Vos slams Kasich for crossing GOP on maps
MADISON – Wisconsin Assembly Speaker Robin Vos acknowledged confronting Ohio Gov. John Kasich this fall for getting involved in a federal lawsuit over Wisconsin’s legislative district lines.
In a Thursday news conference, Vos, a Republican from Rochester, didn’t deny swearing at Kasich over the governor’s decision to back Democratic plaintiffs from Wisconsin who are seeking to strike down Assembly maps drawn by Vos and other GOP lawmakers. Vos said Kasich didn’t back down.

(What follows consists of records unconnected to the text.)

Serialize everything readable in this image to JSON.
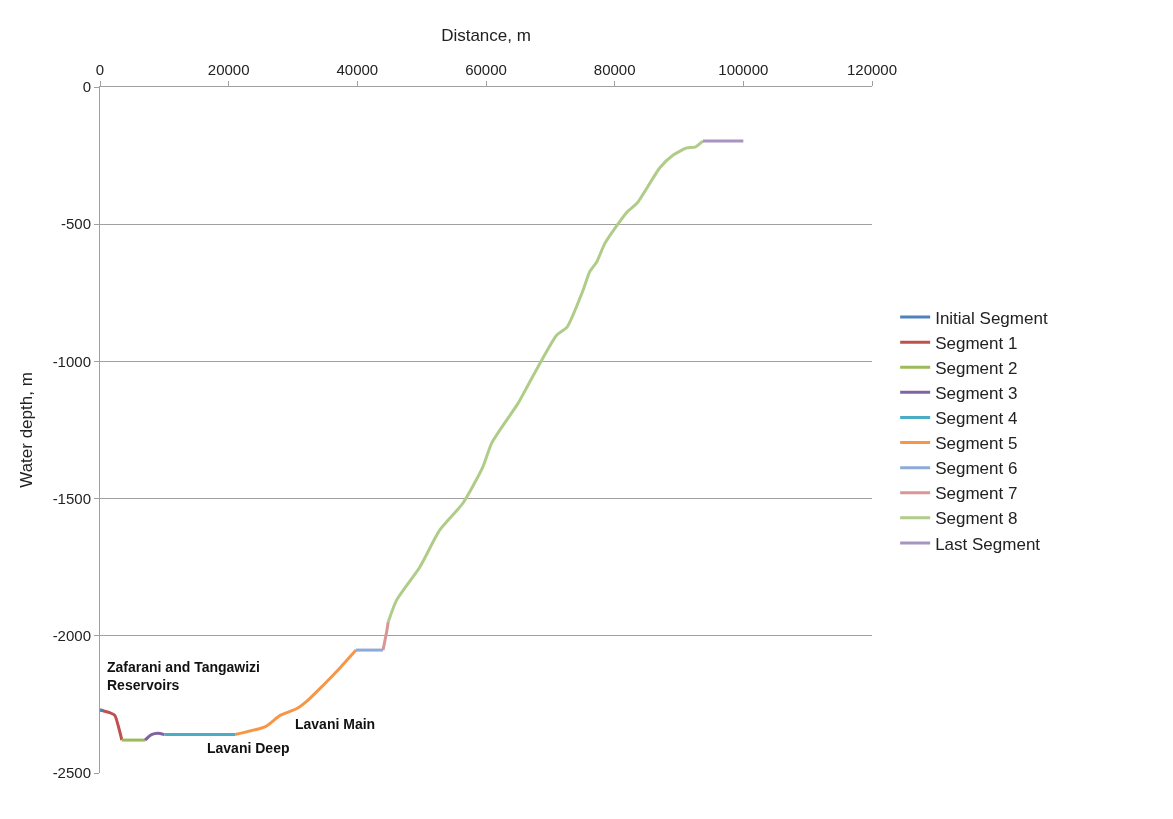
{
  "chart_data": {
    "type": "line",
    "xlabel": "Distance, m",
    "ylabel": "Water depth, m",
    "xlim": [
      0,
      120000
    ],
    "xticks": [
      0,
      20000,
      40000,
      60000,
      80000,
      100000,
      120000
    ],
    "ylim": [
      -2500,
      0
    ],
    "yticks": [
      -2500,
      -2000,
      -1500,
      -1000,
      -500,
      0
    ],
    "grid": "y",
    "legend": "right",
    "marker": "none",
    "line_style": "solid",
    "series": [
      {
        "name": "Initial Segment",
        "color": "#4f81bd",
        "x": [
          0,
          500
        ],
        "values": [
          -2270,
          -2272
        ]
      },
      {
        "name": "Segment 1",
        "color": "#c0504d",
        "x": [
          0,
          1500,
          2300,
          2800,
          3400
        ],
        "values": [
          -2270,
          -2280,
          -2290,
          -2325,
          -2380
        ]
      },
      {
        "name": "Segment 2",
        "color": "#9bbb59",
        "x": [
          3400,
          7000
        ],
        "values": [
          -2380,
          -2380
        ]
      },
      {
        "name": "Segment 3",
        "color": "#8064a2",
        "x": [
          7000,
          8000,
          9000,
          10000
        ],
        "values": [
          -2380,
          -2360,
          -2355,
          -2360
        ]
      },
      {
        "name": "Segment 4",
        "color": "#4bacc6",
        "x": [
          10000,
          21000
        ],
        "values": [
          -2360,
          -2360
        ]
      },
      {
        "name": "Segment 5",
        "color": "#f79646",
        "x": [
          21000,
          25800,
          28000,
          30600,
          32300,
          34700,
          37300,
          39800
        ],
        "values": [
          -2360,
          -2330,
          -2290,
          -2265,
          -2235,
          -2180,
          -2117,
          -2052
        ]
      },
      {
        "name": "Segment 6",
        "color": "#8eaad8",
        "x": [
          39800,
          44000
        ],
        "values": [
          -2052,
          -2052
        ]
      },
      {
        "name": "Segment 7",
        "color": "#d99694",
        "x": [
          44000,
          44600,
          44800
        ],
        "values": [
          -2052,
          -1980,
          -1950
        ]
      },
      {
        "name": "Segment 8",
        "color": "#afcc88",
        "x": [
          44800,
          46100,
          49700,
          52800,
          56400,
          59500,
          60900,
          65000,
          66800,
          71000,
          72600,
          75100,
          76100,
          77200,
          78500,
          81900,
          83500,
          87000,
          89100,
          91200,
          92500,
          93700
        ],
        "values": [
          -1950,
          -1870,
          -1750,
          -1615,
          -1517,
          -1385,
          -1297,
          -1152,
          -1075,
          -904,
          -875,
          -740,
          -674,
          -638,
          -569,
          -456,
          -423,
          -295,
          -248,
          -222,
          -219,
          -197
        ]
      },
      {
        "name": "Last Segment",
        "color": "#a894c0",
        "x": [
          93700,
          100000
        ],
        "values": [
          -197,
          -197
        ]
      }
    ],
    "annotations": [
      "Zafarani and Tangawizi\nReservoirs",
      "Lavani Deep",
      "Lavani Main"
    ]
  }
}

“Have you met John Kasich? I think he relishes in the fact of somehow being this, you know — I don’t know what you want to call it. He just relishes in the fact of how he operates. All I wanted to do is make sure he understood there are realworld consequences for the decisions that he makes. Whether he wants to run for president and step on somebody else along the way, that’s up to him,” Vos said, referring to speculation that Kasich might mount a primary challenge to President Donald Trump.
“He can characterize it however he wants,” Vos said of the report that he swore at Kasich.
A spokesman for Kasich didn’t respond immediately to requests for comment.
The U.S. Supreme Court is considering a legal challenge to the legislative district lines that GOP lawmakers and Gov. Scott Walker approved in 2011.
The justices heard the case Oct. 3 and are expected to make a ruling by next year — in time for the 2018 elections.
Most Republicans have defended the Wisconsin maps, but a few have agreed with Democrats in saying that the Supreme Court should limit how much politicians can do to draw maps benefiting their party.
Those Republicans include Kasich, U.S. Sen. John McCain (R-Ariz.), former California Gov. Arnold Schwarzenegger, 1996 presidential nominee Bob Dole, former Sen. Richard Lugar of Indiana and Rep. Mark Meadows of North Carolina, the chairman of the conservative House Freedom Caucus.
In a lengthy profile of Kasich, New York Magazine first disclosed the confrontation between Vos and Kasich this fall at an event for statehouse speakers in Ohio. The magazine reported that Vos “amicably approached the (Ohio) governor and then swore at him for adding his name” to the legal brief critical of gerrymandering.
“They had a heated exchange in which Vos accused Kasich of betraying his party,” the magazine reported.
Speaking ahead of a Thursday floor session in the Wisconsin Capitol, Vos said he didn’t think he “used those exact words.”
“But it might have been his (inference) from the standpoint that if you’re going to do something that has an impact on one side of the aisle that you happen to be associated with, then you need to talk to people who are actually involved in the process. That’s what I said,” Vos said.